Product Owner Checklist for the Sprint Planning

Product Owner’s primary responsibility is to carry the product vision to implementation. Sprint planning is the Scrum ceremony where the team plans and commits on what they will achieve in the next sprint. As a Product Owner, your main objective is to propose the future sprint backlog.

Below is a checklist that you can use as PO to prepare for the Sprint Planning:

  1. Prepare an overview of the stakeholders’ benefits
  2. Share the release roadmap and the current situation.
  3. Be ready to share with the scrum team the upcoming milestones
  4. Select the user stories proposed for the next sprint.
  5. Order the user stories based on the business value
  6. Review all the user stories to make sure they have all the information: description, acceptance criteria, links to the right parent (feature), story points, links to the connected user stories.
  7. Review the Definition Of Ready (DOR) and make sure the user stories you selected for the next sprint are all meeting it
  8. Identify top priority user stories that aren’t ready (they don’t meet the team’s definition of ready) — this is not a good practice, but exceptions arrive. They need to be estimated by the team quickly. In consequence, you need to prepare clear and complete information for these user stories.
  9. Upload all the assets the team needs for each user story: data examples, access to different systems, the right contact persons.
  10. Anticipate questions the team might have and add the answers in the description of the user stories.
  11. Slice the user stories if needed, here you can inspire on how split the user stories.
  12. Define the sprint goal together with the rest of the scrum team
  13. Prepare the agenda of the sprint review — this is a good practice to define a valuable sprint goal and focus on customer value.
  14. Reorder the user stories if needed. For it will, you’ll need to know very clearly the value provided by each user story.
  15. Support the team to define the tasks of the user stories.
  16. Share your schedule for when you can spend time with the team during the sprint for further clarifications or PO acceptance of the user stories
  17. Balance the sprint between maintenance user stories, technical improvements, and spikes. Learn more about spikes on How Spikes help to Improve your Agile Product Delivery.
  18. Understand team velocity. With the help of the scrum master, you will know the team velocity and if there is room to improve it. The main take when it is about velocity is that you care about a constant pace rather than continuous growth.
  19. Prepare user stories that match the velocity.

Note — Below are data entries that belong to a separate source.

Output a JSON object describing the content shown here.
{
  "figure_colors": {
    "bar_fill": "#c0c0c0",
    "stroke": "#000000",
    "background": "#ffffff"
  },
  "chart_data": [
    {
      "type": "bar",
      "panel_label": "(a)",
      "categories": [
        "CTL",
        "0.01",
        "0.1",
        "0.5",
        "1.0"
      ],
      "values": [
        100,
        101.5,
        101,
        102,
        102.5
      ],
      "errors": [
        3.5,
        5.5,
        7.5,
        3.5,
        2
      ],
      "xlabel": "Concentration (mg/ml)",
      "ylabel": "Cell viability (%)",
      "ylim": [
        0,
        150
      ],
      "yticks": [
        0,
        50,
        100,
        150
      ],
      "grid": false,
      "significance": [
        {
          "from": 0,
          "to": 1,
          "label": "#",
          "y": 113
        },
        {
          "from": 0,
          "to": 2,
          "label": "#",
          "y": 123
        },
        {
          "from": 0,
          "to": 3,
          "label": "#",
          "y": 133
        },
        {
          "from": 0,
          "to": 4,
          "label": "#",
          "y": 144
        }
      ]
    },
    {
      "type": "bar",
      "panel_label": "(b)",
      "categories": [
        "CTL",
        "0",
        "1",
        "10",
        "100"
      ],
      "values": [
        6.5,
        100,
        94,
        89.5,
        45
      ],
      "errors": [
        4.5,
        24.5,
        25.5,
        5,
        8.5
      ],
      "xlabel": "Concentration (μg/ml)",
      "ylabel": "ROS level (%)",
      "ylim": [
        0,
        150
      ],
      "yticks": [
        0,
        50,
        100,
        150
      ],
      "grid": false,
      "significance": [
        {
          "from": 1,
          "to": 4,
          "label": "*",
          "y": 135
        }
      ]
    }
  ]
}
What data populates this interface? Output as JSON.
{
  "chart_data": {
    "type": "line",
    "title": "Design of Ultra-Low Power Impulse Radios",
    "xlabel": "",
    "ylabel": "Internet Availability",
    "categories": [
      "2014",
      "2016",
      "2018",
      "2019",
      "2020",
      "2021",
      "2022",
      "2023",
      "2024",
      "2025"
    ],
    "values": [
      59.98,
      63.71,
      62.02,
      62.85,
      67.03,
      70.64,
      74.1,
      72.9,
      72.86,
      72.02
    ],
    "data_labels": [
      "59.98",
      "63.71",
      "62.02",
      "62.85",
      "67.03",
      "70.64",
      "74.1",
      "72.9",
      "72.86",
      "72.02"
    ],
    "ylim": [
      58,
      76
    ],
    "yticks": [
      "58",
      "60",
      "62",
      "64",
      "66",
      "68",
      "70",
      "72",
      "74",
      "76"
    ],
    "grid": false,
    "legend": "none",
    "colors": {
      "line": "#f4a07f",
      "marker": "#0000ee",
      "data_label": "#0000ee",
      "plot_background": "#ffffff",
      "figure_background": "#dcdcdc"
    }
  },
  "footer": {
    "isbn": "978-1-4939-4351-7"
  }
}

There are three schools on defining the sprint load: underload, overload, and load, just the right amount of user stories. Scrum recommends underload, so when the team finishes the user stories planned for the sprint, they’ll pick up more user stories from the top of the backlog. Out of over ten years of experience, I can tell you that rarely happens.

The second option is to overload — add more user stories than the capacity of the team. I strongly recommend this technique to new teams. It is a forced way of discovering what the upper limit of the team pace is. After 4–5 sprints, this technique will not work because it is very demotivating for the team never to reach the target. If, as a Product Owner, you continue to overload the sprint, you’ll end up with user stories not finished and with an unreliable velocity. Remember: your target is predictability.

The third option is loading the right amount of user stories. But how do you know what is the right amount? Using option 2 for about 3–4 for sprints, will give you a good idea of what is the velocity of the team. Then you’ll agree with the team that that will be the target you must achieve.

What is your Sprint Planning checklist as a Product Owner?